Had it not been for the element of homophobia in this case, the defendant would only have been fined £120.

Prison after homophobic comments and punch-up at a pub in Newhaven

A man has been jailed for a total of 16 weeks after punching a man and shouting homophobic abuse at a pub in Newhaven.

Trouble flared on a Saturday night in December 2016 after the man was told he could only have one more drink. A number of people in the pub attempted to calm him down, but one of those was then punched in the face and he fell back over a table. He was left with a black eye.

The defendant was handed a 12-week custody sentence, which would only have been eight weeks, had it not been for the homophobic comments. He was jailed for a further four weeks in relation to a separate public order offence two days after the first had taken place.

Suspended prison sentence for transphobic attack in Brighton

A man has been given a 12-week suspended prison sentence after punching a transgender woman at a bus stop in Brighton.

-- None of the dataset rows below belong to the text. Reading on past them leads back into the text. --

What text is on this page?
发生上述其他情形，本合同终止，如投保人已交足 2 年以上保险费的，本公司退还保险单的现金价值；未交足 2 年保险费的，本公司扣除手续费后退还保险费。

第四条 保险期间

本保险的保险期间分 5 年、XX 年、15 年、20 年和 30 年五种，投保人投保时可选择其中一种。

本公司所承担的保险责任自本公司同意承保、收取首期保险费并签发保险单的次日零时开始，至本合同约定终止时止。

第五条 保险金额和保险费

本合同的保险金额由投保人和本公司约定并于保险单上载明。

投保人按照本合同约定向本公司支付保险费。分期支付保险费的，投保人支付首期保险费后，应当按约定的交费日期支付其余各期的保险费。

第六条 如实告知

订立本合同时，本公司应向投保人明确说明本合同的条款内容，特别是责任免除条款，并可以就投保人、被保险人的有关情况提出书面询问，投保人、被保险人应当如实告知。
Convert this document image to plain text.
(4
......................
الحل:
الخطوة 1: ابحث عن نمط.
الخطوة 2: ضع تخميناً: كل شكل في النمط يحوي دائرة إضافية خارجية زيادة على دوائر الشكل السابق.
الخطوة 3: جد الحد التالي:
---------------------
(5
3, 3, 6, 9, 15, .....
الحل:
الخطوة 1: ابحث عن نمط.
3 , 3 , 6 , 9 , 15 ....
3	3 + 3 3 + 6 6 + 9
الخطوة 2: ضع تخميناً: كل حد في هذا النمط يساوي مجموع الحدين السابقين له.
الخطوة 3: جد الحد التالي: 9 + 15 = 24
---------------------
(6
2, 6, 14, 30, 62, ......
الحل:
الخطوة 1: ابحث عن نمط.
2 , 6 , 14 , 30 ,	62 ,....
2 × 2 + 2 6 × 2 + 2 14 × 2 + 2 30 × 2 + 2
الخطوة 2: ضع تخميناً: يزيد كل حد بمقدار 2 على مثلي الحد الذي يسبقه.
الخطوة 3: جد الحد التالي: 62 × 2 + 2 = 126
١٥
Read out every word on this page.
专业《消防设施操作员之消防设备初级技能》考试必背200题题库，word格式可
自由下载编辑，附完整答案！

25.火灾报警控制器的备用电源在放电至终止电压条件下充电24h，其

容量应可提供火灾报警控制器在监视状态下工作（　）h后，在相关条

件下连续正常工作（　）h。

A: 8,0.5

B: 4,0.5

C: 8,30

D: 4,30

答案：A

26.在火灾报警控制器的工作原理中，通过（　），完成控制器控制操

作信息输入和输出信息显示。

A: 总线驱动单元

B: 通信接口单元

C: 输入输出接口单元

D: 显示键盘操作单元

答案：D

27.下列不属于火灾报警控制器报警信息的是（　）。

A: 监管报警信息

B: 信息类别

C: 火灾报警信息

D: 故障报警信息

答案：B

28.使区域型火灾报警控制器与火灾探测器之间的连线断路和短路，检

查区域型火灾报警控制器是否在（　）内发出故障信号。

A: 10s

The defendant walked past his victim and, when he realised she was transgender, he began to yell abuse at her. He then came up to her, punched her and pulled out her hair extensions. Several members of the public saw what was happening and screamed at the man to leave her alone and a man eventually managed to pull him off his victim.

The man was told by the courts that the hate crime element elevated his sentence to 18 weeks, but it was reduced to 12 weeks, due to an early guilty plea having been entered. The prison term was suspended for 12 months.

Fine over religious abuse in Staines

A man has been fined £500 and ordered to pay a total of £300 compensation to his victims, after yelling religious abuse at a Muslim cab controller in Staines. 

The incident happened in the early hours of a Saturday morning in March 2017, when the man, who was drunk, came into the victim's workplace. When he found out the victim's religion, he started to make derogatory comments towards him.

Had it not been for the religious hate crime element of the incident, the defendant would only have received a conditional discharge.

Additional fine for Kent man who yelled religious abuse

A man was given a fine after shouting religious abuse at the home of a family and subsequently at a police officer who arrested him.

The court fined him £90, but if there had been no religious abuse, this fine would only have been £60.  

Suspended prison sentence for racial abuse in Folkestone

A man has been handed a 17-week suspended prison sentence, after yelling racial abuse at a takeaway restaurant in Folkestone.

In February 2017, the man went into the premises and demanded a cigarette. The victim told him he did not smoke and asked him politely to leave, which he did. However, the defendant returned a couple of hours later, yelling racial abuse and threatening to attack the victim with a metal spike, used to put ticket orders on.

Had there been no racial abuse, the sentence would have been 26 weeks, rather than the starting point of 18 weeks. However, the defendant was given credit for his guilty plea at an early stage in the court process, which took the sentence back down to 17 weeks. This was suspended for two years.

In all these cases, a sentencing uplift was applied, which increases the sentence for any offence where a defendant showed hostility or an offence is shown to have been motivated by hostility based on age, disability, homophobia and transphobia or racist and/or religious grounds.